Gain fluctuations in uniform fields

Because of the stochastic nature of the charge amplification process, the size of an electron avalanche in a gas-based detector is subject to fluctuations. These fluctuations can play a key role for the performance of a detector, in particular for the energy (and spatial) resolution and the single electron detection efficiency.

We can describe gas gain fluctuations in terms of probabilities \(P_{n}\) that a single electron creates an avalanche comprising \(n\) electrons. A useful metric is the relative variance

\[f = \frac{\sigma^2}{\overline{n}^2}\]

of the avalanche size distribution, where \(\overline{n}\) is the mean number of electrons.

In this example, we consider avalanches in a constant electric field, and in the proportional regime, i. e. we assume that distortions of the electric field caused by space charge can be neglected. A comparison of calculations and measurements and a discussion of the impact of the gas composition and the electric field on the avalanche size distribution can be found in this paper

Nucl. Instr. Meth. A 624 (2010), 78-84

The following snippet shows the core of a program for calculating the avalanche size distribution in a uniform electric field for a mixture of 90% argon and 10% CO2.

// Electric field [kV / cm].
const double field = 20.;

// Make a gas medium.
MediumMagboltz gas("ar", 90., "co2", 10.);
gas.SetTemperature(293.15);
gas.SetPressure(760.);
gas.SetMaxElectronEnergy(150.);
gas.Initialise();

// Choose the gap to get a reasonable gain.
const double gap = 1. / (3.5 * field - 60.);

// Make a component with constant drift field.
ComponentConstant cmp;
cmp.SetArea(-2., -2., 0., 2., 2., 2 * gap);
cmp.SetMedium(&gas);
cmp.SetElectricField(0, 0, field * 1.e3);

Sensor sensor(&cmp);

AvalancheMicroscopic aval(&sensor);

// Histograms
TH1::StatOverflows(true);
TH1F hElectrons("hElectrons", "Avalanche Size", 200, 0, 2000);
TH1F hIons("hIons", "Avalanche Size", 200, 0, 2000);

constexpr unsigned int nEvents = 1000;
for (unsigned int j = 0; j < nEvents; ++j) {
  aval.AvalancheElectron(0, 0, gap, 0, e0, 0, 0, 0);
  int ne = 0, ni = 0;
  aval.GetAvalancheSize(ne, ni);
  hElectrons.Fill(ne);
  hIons.Fill(ni);
}
const double mean = hElectrons.GetMean();
const double rms = hElectrons.GetRMS();
std::cout << " f = " << rms * rms / (mean * mean) << "\n";

Repeating this calculation for different fields we can make a plot of the relative width f as function of the Townsend coefficient α.

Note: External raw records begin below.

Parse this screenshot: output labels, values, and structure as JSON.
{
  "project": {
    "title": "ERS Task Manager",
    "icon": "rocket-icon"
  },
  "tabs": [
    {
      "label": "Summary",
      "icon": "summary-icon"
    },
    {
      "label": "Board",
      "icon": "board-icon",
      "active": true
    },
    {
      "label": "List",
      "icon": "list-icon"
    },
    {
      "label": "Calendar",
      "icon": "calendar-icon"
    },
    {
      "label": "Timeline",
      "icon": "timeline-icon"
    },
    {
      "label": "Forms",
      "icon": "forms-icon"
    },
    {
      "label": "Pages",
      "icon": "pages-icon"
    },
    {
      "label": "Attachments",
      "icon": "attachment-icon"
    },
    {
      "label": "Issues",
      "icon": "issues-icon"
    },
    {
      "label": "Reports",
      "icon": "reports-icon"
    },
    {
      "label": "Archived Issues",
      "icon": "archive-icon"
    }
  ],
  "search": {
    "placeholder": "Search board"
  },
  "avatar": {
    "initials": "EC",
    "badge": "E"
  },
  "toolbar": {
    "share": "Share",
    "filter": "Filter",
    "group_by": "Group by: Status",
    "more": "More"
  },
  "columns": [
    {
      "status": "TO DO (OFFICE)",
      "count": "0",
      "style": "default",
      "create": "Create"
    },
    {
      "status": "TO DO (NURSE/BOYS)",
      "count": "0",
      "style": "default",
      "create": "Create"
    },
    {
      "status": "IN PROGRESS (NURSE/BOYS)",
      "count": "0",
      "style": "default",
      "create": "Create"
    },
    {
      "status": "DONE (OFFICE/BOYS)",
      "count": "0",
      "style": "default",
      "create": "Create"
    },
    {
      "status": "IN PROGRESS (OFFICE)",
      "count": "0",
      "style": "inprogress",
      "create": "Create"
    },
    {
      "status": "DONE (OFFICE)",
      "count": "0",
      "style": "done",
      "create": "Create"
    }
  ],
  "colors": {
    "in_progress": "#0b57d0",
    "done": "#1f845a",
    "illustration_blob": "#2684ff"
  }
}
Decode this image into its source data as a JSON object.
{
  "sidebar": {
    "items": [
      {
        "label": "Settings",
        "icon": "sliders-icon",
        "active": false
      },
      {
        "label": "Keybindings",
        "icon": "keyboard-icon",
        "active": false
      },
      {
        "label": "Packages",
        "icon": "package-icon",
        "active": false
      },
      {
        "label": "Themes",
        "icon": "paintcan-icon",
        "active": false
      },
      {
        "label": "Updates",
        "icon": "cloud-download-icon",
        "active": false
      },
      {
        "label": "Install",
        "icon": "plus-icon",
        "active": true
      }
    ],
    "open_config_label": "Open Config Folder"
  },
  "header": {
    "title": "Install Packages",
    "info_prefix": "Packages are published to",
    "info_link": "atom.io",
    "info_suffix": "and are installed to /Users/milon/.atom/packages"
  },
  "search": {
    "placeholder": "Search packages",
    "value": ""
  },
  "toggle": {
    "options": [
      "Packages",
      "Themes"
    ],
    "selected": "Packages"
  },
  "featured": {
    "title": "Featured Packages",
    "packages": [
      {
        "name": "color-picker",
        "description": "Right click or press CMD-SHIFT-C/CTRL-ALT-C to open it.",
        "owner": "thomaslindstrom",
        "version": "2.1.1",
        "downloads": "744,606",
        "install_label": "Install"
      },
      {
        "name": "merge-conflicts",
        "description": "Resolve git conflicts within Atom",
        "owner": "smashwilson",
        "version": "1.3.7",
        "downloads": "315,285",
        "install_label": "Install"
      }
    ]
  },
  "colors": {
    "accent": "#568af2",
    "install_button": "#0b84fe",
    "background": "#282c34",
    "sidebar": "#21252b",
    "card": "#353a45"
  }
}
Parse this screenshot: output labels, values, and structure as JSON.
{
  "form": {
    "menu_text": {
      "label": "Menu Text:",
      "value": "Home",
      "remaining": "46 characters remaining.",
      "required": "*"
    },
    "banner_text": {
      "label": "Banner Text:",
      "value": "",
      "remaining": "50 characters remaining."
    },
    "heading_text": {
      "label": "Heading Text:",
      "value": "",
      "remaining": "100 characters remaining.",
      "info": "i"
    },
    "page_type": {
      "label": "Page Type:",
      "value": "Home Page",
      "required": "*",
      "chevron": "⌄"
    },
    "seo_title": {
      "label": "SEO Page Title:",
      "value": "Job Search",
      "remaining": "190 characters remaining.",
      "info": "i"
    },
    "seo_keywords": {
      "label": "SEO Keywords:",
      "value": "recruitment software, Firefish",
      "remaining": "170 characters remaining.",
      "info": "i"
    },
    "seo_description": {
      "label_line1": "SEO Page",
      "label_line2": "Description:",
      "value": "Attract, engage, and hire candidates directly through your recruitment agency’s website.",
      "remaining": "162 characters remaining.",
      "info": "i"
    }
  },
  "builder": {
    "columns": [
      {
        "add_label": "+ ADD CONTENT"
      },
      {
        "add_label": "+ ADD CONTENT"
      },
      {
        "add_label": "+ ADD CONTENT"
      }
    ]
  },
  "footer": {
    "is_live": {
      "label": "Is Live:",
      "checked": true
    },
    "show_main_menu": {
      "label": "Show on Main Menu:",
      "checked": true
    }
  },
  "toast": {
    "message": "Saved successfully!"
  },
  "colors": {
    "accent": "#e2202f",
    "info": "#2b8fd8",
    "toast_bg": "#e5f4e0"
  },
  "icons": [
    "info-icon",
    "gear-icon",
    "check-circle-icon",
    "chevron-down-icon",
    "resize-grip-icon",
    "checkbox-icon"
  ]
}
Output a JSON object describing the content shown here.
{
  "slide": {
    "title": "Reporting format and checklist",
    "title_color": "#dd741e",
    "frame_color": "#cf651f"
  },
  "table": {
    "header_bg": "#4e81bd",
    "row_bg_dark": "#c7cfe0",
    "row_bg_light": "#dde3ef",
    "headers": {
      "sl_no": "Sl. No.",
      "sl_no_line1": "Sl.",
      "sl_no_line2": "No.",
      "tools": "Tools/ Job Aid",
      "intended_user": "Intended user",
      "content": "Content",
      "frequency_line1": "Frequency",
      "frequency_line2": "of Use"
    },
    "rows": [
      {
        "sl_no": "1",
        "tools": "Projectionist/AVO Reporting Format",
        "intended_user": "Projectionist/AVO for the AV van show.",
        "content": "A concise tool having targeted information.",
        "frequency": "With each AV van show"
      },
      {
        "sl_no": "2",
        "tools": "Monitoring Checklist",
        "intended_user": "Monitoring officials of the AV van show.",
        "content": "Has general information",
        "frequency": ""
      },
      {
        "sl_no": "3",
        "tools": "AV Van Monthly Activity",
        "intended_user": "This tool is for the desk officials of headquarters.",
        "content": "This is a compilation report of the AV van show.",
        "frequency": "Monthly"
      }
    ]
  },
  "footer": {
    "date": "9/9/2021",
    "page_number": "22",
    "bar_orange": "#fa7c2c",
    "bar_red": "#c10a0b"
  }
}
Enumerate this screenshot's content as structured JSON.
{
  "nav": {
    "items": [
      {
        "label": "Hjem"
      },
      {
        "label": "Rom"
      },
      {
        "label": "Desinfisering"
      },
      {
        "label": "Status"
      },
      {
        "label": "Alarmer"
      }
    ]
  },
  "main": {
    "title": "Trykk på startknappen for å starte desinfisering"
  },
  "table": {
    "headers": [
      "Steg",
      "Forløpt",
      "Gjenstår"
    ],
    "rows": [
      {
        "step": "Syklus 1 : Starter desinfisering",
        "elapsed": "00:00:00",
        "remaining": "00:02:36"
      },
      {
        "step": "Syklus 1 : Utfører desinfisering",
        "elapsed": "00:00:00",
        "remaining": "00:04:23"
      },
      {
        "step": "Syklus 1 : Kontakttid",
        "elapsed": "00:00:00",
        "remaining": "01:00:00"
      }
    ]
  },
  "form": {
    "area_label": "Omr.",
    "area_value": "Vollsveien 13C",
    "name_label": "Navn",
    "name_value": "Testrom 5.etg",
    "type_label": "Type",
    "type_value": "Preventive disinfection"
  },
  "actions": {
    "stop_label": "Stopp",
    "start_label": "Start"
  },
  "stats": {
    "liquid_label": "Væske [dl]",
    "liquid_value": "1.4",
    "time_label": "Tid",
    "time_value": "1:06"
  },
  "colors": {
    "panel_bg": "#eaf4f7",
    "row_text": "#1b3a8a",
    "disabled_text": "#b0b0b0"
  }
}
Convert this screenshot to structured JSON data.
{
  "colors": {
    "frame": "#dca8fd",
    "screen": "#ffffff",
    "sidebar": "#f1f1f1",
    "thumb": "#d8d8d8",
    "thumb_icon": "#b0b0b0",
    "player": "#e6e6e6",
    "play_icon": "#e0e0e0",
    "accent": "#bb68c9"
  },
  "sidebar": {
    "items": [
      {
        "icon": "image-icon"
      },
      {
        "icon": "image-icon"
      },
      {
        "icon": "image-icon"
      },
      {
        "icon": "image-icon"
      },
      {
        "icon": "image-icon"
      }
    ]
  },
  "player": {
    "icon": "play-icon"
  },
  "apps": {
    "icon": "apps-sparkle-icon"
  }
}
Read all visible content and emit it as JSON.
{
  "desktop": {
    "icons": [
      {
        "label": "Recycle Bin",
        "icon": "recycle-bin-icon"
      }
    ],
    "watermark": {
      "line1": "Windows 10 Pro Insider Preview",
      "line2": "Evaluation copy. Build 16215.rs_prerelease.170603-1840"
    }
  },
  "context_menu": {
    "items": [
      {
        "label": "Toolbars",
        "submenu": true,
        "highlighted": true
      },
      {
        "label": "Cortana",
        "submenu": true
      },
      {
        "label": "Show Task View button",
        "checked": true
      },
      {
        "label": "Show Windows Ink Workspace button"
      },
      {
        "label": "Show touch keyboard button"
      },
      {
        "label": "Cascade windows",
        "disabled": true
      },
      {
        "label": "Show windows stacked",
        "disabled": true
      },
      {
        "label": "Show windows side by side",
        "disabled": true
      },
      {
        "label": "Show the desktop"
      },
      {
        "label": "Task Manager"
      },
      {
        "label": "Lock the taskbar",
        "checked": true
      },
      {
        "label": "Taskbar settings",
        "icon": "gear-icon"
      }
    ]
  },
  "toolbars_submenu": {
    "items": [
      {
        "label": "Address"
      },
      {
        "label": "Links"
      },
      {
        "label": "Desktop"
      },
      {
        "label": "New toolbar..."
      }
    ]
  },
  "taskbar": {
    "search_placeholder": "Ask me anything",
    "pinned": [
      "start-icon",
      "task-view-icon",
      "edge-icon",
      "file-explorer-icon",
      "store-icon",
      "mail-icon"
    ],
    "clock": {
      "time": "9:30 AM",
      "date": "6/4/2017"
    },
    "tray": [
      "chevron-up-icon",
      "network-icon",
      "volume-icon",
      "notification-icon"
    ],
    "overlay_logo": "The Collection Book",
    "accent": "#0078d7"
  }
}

At low electric field (low α) the relative width can be seen to approach unity, and the avalanche size distribution becomes exponential. With increasing field, the distribution becomes more and more rounded and the relative width decreases. The reason for this is that with increasing field, the electron energy distribution shifts towards higher energies, and the relative frequency of ionising collisions increases compared to non-ionising collisions such as excitations.

In addition to Ar/CO₂, the plot also shows the relative width in Ne, Kr, and Xe, all with an admixture of 10% CO₂. Comparing the different noble gases at constant α, one sees that the lighter elements show a lower value of f. This can be understood as a consequence of the higher ionization yield in the lighter gases.